The data problem for AI arms control

AI verification also faces a basic training problem. Competent AI systems need large datasets for the task they are meant to perform, and nuclear-weapon data is limited. Korda says that bespoke datasets would be needed for each country because Russia and the United States build ICBM silos differently, and even within a single country there can be variation.

Sara Al-Sayed of the Union of Concerned Scientists has built one such dataset as part of a forthcoming study about AI systems for arms control verification. Her study focuses on missiles, but she says a broader nuclear monitor would need to track many more things: missiles, launchers, bombers, submarines, production sites, testing, storage, maintenance and dismantlement, including objects present at those sites.

That level of detail shows why the task cannot be reduced to simply pointing AI at satellite images. The parties would first need to define the task. Is the system checking whether an object is present or absent? Is it classifying what appears in an image? Is it identifying changes over time?

Each version of the task creates different technical and diplomatic problems. A system built to classify objects is not the same as one built to track changes. A system trained on one country’s infrastructure may not work reliably on another country’s facilities.

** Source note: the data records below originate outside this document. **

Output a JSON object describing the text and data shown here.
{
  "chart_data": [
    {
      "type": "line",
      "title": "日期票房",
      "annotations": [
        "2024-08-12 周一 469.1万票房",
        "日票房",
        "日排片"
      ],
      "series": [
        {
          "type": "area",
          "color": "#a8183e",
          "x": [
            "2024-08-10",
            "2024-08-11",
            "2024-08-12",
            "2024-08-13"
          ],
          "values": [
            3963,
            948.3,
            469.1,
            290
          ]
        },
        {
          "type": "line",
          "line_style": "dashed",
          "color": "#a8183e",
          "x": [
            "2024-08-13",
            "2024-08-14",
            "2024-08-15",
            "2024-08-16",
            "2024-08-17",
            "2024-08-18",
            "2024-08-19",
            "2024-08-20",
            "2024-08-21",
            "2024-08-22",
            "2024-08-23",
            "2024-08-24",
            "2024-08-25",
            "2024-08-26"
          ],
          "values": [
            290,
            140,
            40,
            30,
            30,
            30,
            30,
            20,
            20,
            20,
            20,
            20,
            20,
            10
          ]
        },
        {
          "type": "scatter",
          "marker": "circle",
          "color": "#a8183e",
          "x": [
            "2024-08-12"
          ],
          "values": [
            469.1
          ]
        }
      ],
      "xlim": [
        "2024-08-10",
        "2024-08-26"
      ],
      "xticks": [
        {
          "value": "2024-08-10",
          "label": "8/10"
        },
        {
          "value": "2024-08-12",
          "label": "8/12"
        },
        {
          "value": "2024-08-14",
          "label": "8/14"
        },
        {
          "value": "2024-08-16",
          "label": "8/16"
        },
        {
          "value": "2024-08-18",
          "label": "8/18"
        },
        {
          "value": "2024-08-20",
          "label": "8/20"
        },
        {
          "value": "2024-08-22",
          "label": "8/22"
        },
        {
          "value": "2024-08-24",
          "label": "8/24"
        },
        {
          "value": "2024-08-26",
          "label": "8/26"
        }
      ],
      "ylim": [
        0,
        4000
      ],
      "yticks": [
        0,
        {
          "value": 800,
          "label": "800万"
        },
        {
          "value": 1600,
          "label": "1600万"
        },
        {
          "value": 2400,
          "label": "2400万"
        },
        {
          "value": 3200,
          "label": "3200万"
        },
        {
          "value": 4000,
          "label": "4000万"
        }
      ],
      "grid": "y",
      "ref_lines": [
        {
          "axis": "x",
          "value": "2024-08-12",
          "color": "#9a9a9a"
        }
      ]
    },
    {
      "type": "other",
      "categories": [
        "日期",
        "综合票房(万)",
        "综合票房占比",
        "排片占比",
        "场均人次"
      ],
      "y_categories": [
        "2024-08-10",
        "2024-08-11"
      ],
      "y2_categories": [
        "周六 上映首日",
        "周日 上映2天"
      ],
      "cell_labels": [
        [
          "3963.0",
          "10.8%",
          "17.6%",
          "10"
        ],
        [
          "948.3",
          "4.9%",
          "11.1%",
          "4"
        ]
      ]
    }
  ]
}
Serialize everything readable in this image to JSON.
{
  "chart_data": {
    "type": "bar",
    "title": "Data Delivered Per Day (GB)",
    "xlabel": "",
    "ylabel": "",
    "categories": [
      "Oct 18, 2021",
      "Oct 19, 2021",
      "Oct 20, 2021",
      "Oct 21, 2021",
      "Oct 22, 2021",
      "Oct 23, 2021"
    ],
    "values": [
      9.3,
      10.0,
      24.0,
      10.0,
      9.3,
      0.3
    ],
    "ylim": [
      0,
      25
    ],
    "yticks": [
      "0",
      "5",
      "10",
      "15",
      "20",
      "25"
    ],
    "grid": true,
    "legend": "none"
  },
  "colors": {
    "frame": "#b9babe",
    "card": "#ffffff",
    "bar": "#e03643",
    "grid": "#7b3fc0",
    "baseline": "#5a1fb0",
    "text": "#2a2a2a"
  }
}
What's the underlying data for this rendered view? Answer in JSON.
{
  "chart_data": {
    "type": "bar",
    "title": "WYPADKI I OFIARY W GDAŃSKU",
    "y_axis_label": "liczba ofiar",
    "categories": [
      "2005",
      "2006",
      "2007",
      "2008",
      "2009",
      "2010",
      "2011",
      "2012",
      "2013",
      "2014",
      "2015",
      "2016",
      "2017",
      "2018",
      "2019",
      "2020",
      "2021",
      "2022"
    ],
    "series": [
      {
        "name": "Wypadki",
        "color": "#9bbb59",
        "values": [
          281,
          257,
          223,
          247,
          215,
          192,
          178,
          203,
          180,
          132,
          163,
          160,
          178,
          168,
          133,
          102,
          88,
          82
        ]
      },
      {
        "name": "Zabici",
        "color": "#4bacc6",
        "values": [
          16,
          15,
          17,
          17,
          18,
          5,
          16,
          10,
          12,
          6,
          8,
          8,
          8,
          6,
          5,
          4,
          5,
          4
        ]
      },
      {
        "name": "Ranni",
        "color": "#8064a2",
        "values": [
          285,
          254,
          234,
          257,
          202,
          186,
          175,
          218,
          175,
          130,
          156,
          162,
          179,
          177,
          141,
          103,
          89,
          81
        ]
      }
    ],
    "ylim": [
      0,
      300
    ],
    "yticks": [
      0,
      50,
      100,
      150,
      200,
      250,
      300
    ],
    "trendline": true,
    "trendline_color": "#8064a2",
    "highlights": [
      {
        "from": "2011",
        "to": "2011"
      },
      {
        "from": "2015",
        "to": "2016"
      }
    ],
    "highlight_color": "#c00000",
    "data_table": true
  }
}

Trusting the machines may be the biggest barrier

Al-Sayed’s critique goes deeper than dataset size. She argues that AI systems can be more complex and less dependable than their advocates suggest. Data curation, labeling, model behavior, performance variation and lack of explainability all introduce uncertainty.

That matters because nuclear arms control is not an ordinary monitoring problem. A false signal, an unexplained model output or an opaque classification could become politically dangerous if governments treat it as evidence of cheating. Human review can reduce that risk, but it does not erase the underlying problem of relying on systems that may be difficult to explain.

Al-Sayed’s central question is whether machines themselves can be made trustworthy. The source’s answer is stark: at the moment, they cannot. AI systems fail, can ship with major security flaws, and are often difficult even for their designers to explain.

That does not make the satellite-and-AI proposal irrelevant. It makes it a warning as much as a plan. Remote verification could help preserve some form of nuclear arms control when older treaties are gone, but it cannot substitute for political agreement, transparency and trust. If AI becomes part of nuclear verification, it will need to be treated as a tool for humans to scrutinize, not as an authority that can solve the crisis on its own.